Stocks sold off on Friday. The Dow fell 211 points.
Leading the retreat were tech stocks with the Nasdaq, where they tend to hang their hats, down more than 3%.
‘Tech sector leads sharp sell-off,’ said a Wall Street Journal headline.
Steps to the Moon
‘Did you see what happened to professional social network company LinkedIn?’ asked Exponential Tech Investor Editor Jeff Brown, who was down here with us at Rancho Santana.
‘It was a disaster. The company announced earnings, which were pretty much in line with what the market expected. But its forward guidance was down a little.
‘Investors dropped it like a hot potato. The stock dropped by almost 50% — and investors lost about $11 billion — in 20 minutes of trading.’
Jeff is a believer in new technology: self-driving cars. Virtual reality goggles. Artificial intelligence.
‘Computers are already smarter than PhDs,’ he reported.
‘In what discipline?’ we wanted to know. ‘There are Cocker Spaniels that are smarter than PhDs in economics.’
‘There is a huge difference between a regular company and a company that is on the cutting edge,’ he went on.
‘The difference is exponential. A regular company may grow 5% to 10% per year. A good tech company grows exponentially, at 100% a year or more.
‘Just imagine that you are walking. You get somewhere by putting one foot in front of the other. If you are like a regular company, you grow…one step at a time.
‘At a step a day, you’ve gone 30 paces in a month. But if you are able to walk exponentially — one step, then two steps, then four steps…in a month — you could have covered the distance from here to the moon.’
Many tech investments don’t go anywhere, Jeff admitted. But when you get it right, you get a moonshot.
That may be true. But it is also true that from time to time, investors feel they have gone too far. That seems to be the case now…with a broad sell-off in the entire tech sector.
Look where no one is looking
There are ‘facts and dreams,’ said Churchill. Many of those dreamy, techy satellites…launched into space in the Bubble Epoch…are beginning to fall to Earth. Look out below!
Also present here in Nicaragua is our old friend and super stock picker Chris Mayer. The occasion was the Family Wealth Forum, a meeting for our premium family wealth advisory, Bonner & Partners Family Office, in which we discuss both sides of the ‘family money’ formula.

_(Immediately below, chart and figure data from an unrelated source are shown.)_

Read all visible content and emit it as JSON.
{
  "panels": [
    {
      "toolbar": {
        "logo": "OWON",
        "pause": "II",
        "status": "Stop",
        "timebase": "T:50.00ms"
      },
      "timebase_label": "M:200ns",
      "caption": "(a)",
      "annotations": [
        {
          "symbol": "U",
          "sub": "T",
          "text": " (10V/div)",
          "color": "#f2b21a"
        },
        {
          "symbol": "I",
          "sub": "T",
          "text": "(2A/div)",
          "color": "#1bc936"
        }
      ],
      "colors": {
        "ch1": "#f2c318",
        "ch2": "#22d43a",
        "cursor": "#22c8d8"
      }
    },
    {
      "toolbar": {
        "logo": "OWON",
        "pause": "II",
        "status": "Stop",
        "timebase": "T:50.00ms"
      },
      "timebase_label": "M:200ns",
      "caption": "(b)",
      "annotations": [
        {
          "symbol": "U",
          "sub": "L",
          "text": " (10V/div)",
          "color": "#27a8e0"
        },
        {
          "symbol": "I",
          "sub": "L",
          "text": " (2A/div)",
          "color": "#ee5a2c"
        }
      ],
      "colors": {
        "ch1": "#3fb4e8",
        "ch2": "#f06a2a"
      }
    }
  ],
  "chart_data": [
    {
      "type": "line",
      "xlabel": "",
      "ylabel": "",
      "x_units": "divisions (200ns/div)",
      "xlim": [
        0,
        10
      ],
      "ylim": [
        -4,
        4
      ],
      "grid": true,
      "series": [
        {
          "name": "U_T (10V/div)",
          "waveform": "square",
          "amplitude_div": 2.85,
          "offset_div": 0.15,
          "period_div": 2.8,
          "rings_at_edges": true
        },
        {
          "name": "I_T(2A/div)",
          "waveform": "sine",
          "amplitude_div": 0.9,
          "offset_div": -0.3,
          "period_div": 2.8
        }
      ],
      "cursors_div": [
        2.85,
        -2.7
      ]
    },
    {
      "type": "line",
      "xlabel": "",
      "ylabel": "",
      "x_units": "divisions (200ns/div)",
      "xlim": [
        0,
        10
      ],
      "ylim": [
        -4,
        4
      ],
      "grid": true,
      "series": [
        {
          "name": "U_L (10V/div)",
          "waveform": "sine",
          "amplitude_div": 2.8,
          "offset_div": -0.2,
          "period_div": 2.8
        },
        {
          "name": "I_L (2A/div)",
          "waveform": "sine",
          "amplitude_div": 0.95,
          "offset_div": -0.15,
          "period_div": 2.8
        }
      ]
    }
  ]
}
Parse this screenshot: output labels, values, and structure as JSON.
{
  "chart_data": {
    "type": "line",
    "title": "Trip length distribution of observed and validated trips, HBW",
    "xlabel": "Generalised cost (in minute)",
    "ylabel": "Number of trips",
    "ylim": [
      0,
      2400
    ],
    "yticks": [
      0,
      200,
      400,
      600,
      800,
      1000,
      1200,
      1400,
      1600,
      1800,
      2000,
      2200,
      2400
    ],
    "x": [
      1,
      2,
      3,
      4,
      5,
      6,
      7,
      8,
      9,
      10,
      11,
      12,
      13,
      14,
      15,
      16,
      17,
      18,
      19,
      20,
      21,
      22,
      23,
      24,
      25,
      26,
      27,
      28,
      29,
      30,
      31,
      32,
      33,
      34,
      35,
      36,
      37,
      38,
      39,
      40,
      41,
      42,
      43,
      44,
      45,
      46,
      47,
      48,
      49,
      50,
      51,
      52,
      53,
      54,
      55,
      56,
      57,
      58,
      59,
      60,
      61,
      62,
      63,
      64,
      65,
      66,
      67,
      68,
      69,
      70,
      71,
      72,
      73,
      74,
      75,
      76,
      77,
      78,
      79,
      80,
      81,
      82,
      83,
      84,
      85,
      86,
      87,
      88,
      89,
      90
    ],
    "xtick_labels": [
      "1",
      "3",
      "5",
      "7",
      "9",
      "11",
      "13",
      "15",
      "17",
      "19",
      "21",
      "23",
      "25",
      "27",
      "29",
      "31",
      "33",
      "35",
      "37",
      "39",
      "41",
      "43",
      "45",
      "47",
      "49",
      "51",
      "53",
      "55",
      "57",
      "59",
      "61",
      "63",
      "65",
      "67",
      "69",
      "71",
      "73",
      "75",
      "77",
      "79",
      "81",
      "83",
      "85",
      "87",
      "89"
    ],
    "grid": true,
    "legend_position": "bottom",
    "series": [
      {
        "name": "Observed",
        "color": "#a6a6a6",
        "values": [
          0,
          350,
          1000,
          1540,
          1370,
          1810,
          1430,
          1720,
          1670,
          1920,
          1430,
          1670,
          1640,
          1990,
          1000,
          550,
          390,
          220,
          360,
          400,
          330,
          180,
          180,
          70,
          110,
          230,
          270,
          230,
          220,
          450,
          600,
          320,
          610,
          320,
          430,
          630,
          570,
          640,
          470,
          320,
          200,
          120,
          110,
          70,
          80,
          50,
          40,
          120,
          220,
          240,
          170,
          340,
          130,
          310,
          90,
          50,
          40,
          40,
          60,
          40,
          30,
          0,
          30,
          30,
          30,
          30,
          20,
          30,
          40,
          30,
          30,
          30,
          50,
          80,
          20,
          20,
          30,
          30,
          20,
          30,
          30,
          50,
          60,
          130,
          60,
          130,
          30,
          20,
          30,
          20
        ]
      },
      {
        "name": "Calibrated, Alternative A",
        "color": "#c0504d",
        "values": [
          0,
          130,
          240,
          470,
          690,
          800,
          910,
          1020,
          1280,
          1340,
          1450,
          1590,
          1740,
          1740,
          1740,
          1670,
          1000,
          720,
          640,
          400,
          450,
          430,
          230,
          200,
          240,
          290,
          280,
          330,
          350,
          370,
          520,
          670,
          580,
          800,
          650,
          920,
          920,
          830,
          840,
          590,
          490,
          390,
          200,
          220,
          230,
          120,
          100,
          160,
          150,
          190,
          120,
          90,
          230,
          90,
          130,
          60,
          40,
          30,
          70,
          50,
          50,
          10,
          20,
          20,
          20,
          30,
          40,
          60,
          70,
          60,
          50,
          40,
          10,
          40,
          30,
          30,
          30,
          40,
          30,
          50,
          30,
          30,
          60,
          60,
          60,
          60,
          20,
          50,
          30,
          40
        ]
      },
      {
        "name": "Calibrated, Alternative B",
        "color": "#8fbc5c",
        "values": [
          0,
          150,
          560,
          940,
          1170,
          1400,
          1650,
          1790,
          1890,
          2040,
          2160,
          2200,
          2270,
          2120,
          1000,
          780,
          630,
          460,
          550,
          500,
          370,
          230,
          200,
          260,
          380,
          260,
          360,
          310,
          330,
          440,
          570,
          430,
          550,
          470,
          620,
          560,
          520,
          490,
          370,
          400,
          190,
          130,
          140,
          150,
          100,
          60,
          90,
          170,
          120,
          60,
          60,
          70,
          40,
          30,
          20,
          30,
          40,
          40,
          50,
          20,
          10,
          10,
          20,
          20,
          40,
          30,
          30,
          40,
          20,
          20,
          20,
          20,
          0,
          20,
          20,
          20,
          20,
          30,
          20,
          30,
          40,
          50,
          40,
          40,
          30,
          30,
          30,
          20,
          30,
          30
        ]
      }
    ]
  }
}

‘There are two things you need in order to have family money,’ we say gravely, ‘family and money.’ Several people spoke to all the things that could go wrong in a family. Chris was speaking to what could go wrong with the money.
‘Right now, hundreds of billions of dollars are being invested in the stock market by investors who don’t know anything about the companies they own.
‘They buy exchange-traded funds [ETFs] — passively managed groups of stocks — that typically track the performance of a stock market index. These ETFs distort the market.
‘Some well-known stocks are so heavily bought by ETFs that their prices are completely out of line with the real value of the company. And the ETFs are set up in such a way that there is no judgment at all involved.
‘They are bought automatically, almost regardless of what is actually going on in the companies themselves.’
Chris believes that the opportunities for serious investors are increasing simply because there are so many unserious investors in the market.
ETFs favour the big companies in the big indexes, such as the S&P 500. That leaves the lesser known companies often unstudied and unbought.
‘Even though stock prices are generally high,’ said Chris, ‘there are many stocks that are actually cheap. You just have to look where the ETFs are not buying.’
Not your grandfather’s investor
This was the second time in the last few days we had been alerted about the effect of ETFs.
Earlier in the week, my colleague David Stockman warned that a market sell-off would trigger a rout in ETFs…which would collapse the value of many overbought stocks…and potentially wipe out the leading market makers in the ETF sector — Vanguard, State Street, and Blackrock.
‘Yes, ETFs add a new danger,’ said Chris.
‘The ETF buyer is not your grandfather’s stock market investor. He was drawn into the market by greed. He’ll be driven out by fear. And when he exits, the ETFs will be forced to sell stocks at any price.
‘We could see some of the steepest crashes in history.’
How to protect yourself?
On high alert, we hereby take the ‘passively managed’ fund concept to a whole new level.
We propose a new category of investment — a ‘passive aggressive’ fund. It won’t do anything with your money. Just sit on it and sulk.
And maybe ‘forget’ to take out the trash.